Southwest Airlines has decided to become as crummy and passenger-unfriendly as its rivals, which offer fares that come with nothing and market them as giving passengers choice.
Imagine how customers would react if McDonald’s started charging extra for lettuce, tomato and ketchup and other condiments and marketed this as offering customers more ability to customize their burgers. Or, better yet, the chain could add a grilling fee and charge for frying your french fries.
Consumers are not stupid, but where airfares are concerned they are sometimes desperate. Truly low-cost carriers like Spirit and Frontier operate on a truly a la carte basis because they cater to customers who truly need low fares.

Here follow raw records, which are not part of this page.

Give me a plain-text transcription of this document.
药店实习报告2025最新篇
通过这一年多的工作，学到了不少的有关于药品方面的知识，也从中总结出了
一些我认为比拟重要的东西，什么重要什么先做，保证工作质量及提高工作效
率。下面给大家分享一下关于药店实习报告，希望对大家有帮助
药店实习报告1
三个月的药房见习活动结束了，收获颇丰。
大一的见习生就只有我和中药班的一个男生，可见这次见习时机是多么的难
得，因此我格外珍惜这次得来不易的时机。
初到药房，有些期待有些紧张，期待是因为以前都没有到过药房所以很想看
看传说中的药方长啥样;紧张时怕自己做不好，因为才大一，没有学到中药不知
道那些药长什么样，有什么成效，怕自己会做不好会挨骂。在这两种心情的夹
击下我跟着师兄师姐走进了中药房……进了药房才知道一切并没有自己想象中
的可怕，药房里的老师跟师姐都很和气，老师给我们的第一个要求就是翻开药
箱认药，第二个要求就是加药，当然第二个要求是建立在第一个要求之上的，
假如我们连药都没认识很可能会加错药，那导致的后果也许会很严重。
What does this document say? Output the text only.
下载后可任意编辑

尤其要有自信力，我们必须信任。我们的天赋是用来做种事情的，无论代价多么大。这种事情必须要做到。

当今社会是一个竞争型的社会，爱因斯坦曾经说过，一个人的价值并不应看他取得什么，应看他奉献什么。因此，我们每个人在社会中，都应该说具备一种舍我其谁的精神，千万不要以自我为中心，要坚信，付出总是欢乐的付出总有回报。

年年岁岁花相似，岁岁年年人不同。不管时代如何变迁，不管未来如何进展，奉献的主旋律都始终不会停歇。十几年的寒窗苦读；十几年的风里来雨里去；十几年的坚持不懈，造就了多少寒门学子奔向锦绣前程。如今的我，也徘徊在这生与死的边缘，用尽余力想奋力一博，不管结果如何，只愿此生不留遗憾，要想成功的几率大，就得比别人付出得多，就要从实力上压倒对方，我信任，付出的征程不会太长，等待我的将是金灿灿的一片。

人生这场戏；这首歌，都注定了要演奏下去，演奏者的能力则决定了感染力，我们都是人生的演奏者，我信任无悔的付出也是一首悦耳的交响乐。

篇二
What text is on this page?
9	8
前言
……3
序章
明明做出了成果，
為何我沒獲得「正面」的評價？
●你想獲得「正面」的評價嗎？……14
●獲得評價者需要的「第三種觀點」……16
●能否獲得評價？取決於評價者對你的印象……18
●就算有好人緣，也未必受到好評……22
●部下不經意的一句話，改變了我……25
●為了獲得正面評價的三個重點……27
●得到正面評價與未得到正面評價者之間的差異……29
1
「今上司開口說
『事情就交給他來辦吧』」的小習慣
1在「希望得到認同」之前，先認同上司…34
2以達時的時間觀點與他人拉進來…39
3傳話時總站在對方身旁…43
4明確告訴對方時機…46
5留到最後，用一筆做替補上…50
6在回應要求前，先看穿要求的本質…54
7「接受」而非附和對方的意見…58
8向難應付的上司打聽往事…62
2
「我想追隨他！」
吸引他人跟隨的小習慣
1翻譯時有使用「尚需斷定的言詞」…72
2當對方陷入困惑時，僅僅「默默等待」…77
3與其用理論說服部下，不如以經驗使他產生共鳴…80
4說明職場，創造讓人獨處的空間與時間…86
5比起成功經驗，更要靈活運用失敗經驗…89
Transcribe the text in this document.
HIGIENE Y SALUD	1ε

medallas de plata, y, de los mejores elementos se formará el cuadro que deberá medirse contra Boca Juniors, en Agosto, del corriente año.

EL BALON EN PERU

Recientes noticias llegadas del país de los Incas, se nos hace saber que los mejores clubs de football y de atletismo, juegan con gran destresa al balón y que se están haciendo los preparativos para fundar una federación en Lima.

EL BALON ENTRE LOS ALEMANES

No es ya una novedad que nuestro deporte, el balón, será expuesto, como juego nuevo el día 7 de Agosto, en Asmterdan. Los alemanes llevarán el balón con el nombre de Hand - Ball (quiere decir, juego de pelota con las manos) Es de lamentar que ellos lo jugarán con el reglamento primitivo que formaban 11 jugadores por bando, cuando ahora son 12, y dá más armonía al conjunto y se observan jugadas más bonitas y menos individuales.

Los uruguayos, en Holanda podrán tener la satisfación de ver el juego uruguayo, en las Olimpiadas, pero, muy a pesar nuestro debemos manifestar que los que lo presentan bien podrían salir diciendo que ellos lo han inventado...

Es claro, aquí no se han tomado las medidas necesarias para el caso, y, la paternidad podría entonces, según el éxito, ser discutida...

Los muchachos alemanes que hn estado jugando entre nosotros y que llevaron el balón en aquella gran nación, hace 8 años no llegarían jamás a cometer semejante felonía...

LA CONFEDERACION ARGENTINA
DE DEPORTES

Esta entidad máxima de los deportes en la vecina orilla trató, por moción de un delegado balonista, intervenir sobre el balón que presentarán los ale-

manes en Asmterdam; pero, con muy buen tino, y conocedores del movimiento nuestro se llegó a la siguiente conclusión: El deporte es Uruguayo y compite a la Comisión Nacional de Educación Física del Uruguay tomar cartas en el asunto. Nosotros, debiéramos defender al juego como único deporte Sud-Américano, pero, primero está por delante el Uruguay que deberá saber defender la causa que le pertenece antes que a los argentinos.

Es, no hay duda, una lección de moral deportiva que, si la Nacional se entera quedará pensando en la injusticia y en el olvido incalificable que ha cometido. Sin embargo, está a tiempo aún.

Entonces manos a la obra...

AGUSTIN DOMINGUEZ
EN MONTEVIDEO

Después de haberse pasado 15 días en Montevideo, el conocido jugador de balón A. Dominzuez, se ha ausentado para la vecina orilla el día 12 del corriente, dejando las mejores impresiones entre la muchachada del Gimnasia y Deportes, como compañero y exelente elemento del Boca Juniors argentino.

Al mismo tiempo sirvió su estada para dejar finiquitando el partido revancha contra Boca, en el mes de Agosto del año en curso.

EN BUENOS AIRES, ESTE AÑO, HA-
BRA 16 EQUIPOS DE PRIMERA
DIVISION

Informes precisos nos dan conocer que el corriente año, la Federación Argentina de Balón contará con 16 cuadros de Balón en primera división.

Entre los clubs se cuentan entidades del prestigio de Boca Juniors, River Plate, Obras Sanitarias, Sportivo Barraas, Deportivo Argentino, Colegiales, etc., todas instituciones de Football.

Ultimately, their basic fares mean nothing because few people actually pay them. They may book them at first, but as their flight dates approach they are forced to spend more for options.
Few people travel with only a personal item — a purse or a small backpack — so almost everyone is forced to pay a baggage fee. And most people would prefer not to sit in a middle seat, and they’ll pay up to both pick a seat and not to be the last person to board.
Sure, a few people pay the ultralow fares, but they’re the exception, not the rule.
Southwest Air just sacrificed its identity
Southwest Airlines (LUV) had staked out a clear position as the low-cost carrier that did not nickel-and-dime its passengers.
It had been slowly paring that advantage by doing things like charging separate internet fees for each segment of a flight.
Now, it has fully given up that space and sacrificed its identity to appease some activist investors. The airline has dropped free checked bags for most passengers and in doing so has become just another airline.
Southwest Airlines once had a clear mission.
Image source: Getty Images.
For decades Southwest Air’s mission was to serve its passengers. The airline offered fair prices that included all the basic things they needed.
The airline’s unique democratic approach removed the class system most airlines used. Yes, having a higher loyalty level helped you get on board earlier and there were other ways to get a better boarding position. But many passengers simply checked in 24 hours before and were assigned a place in line.
It was a very different system but it created an incredibly loyal fan base. The company also treated its workers well by never cutting jobs and paying reasonably well.
The airline has slowly been chipping away at the trust relationship with both passengers and its employees that it had built up over decades. But it hadn’t landed a particularly hard blow to its passengers until it made the checked-luggage decision.
Related: Southwest Airlines makes major change in key perk
The Christmas technology meltdown in December 2022 did not help, and the company’s approach to it — with complete disrespect for passengers — made things worse.
Southwest’s relationship with its workers also has exploded in recent years as its pilots union made scathing comments about management during labor negotiations. These weren’t the things people typically say during a tough negotiation..
Some comments made made clear that employees believed the company had now put money first and people second.
Southwest puts money first, passengers second
Eliminating the checked-baggage perk, a major brand differentiator, shows how much the company has changed. Chief Executive Bob Jordan tried to defend the move.
“We have tremendous opportunity to meet current and future customer needs, attract new customer segments we don’t compete for today, and return to the levels of profitability that both we and our shareholders expect,” he said in a statement.
That statement reads about as sincere as one from a hostage who professes their love for whichever country is holding them. Jordan is essentially being held hostage, sacrificing any integrity he had in an effort to keep his job.
Southwest Airlines used to be a brand that stood for something, a company that valued both passengers and employees.
It has sacrificed that at the altar of added fees and of prices that no longer reflect what many people will actually pay.